Are Arsenal the real deal this season?
It feels like a small case of deja vu as we seem to be asking this question just about every year at this time, but there seems something different about Arsenal this time around.
Or, is it the same old Arsenal, but the standard of the rest at the top of the Premier League has just dipped a little and it’s that which is making Arsene Wenger’s men look stronger than usual?
If it’s the latter, then there is no better illustration of it than Chelsea. The reigning champions look a shadow of their former selves and could arrive at the Emirates just a point above the relegation zone if earlier results go against them.
Chelsea have improved slightly under Guus Hiddink, but the authority, or lack of, with which Arsenal greet their London neighbours will probably tell us an awful lot about their true title credentials.
Tottenham’s time to step up?
Speaking of clubs who appear to have shed the various stigmas attached to their old selves this season, there is something enthrallingly efficient about Tottenham these days.
There seems little needless drama or unpredictability to them, which are certainly things you’d say have held the club back in the past. They just seem to churn out performances and positive results with the minimum of fuss right now.
Mauricio Pochettino’s men are currently fourth in the table, but the top three face tough tests this weekend. As well as Arsenal coming up against Chelsea, travel-sick Manchester City go to West Ham and stuttering Leicester host a very good Stoke side.
Should those above them falter, a win for Spurs away at Crystal Palace would surely put them right in the title hunt.
How ruthless can West Brom be?
West Brom boss Tony Pulis will probably tell you he hasn’t stopped looking over his shoulder towards the relegation battle all season, and he won’t be until his side have reached the magic 40 point mark.

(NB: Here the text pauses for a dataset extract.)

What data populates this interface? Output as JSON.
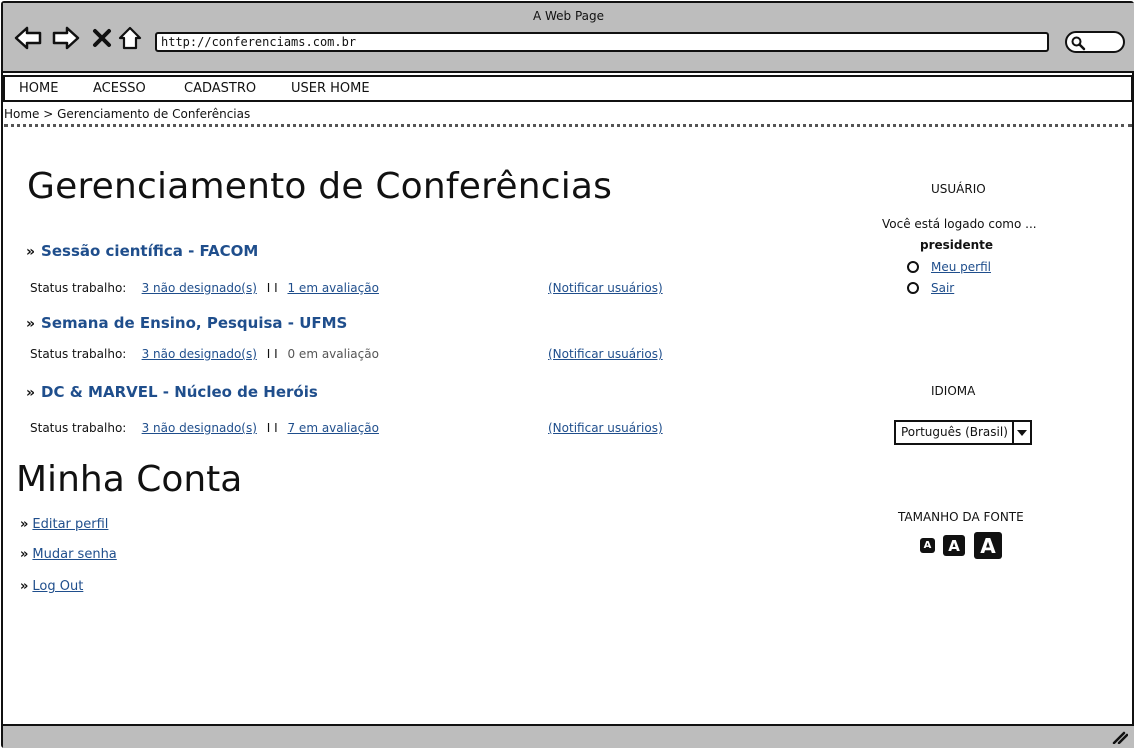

However, the Baggies meet Midlands rivals Aston Villa at The Hawthorns this weekend and a win would put them on 30 points with 15 games still to play, which would surely all but end any lingering concerns they may have about getting dragged into the scrap at the bottom.
By contrast, defeat for Villa would leave them requiring to produce genuine top six form for the remainder of the campaign just to give themselves a chance of beating the drop this season.
West Brom find themselves is a position to deal a decisive blow to their rivals whilst doing themselves no end of favours. Question is: are they ruthless enough to do it?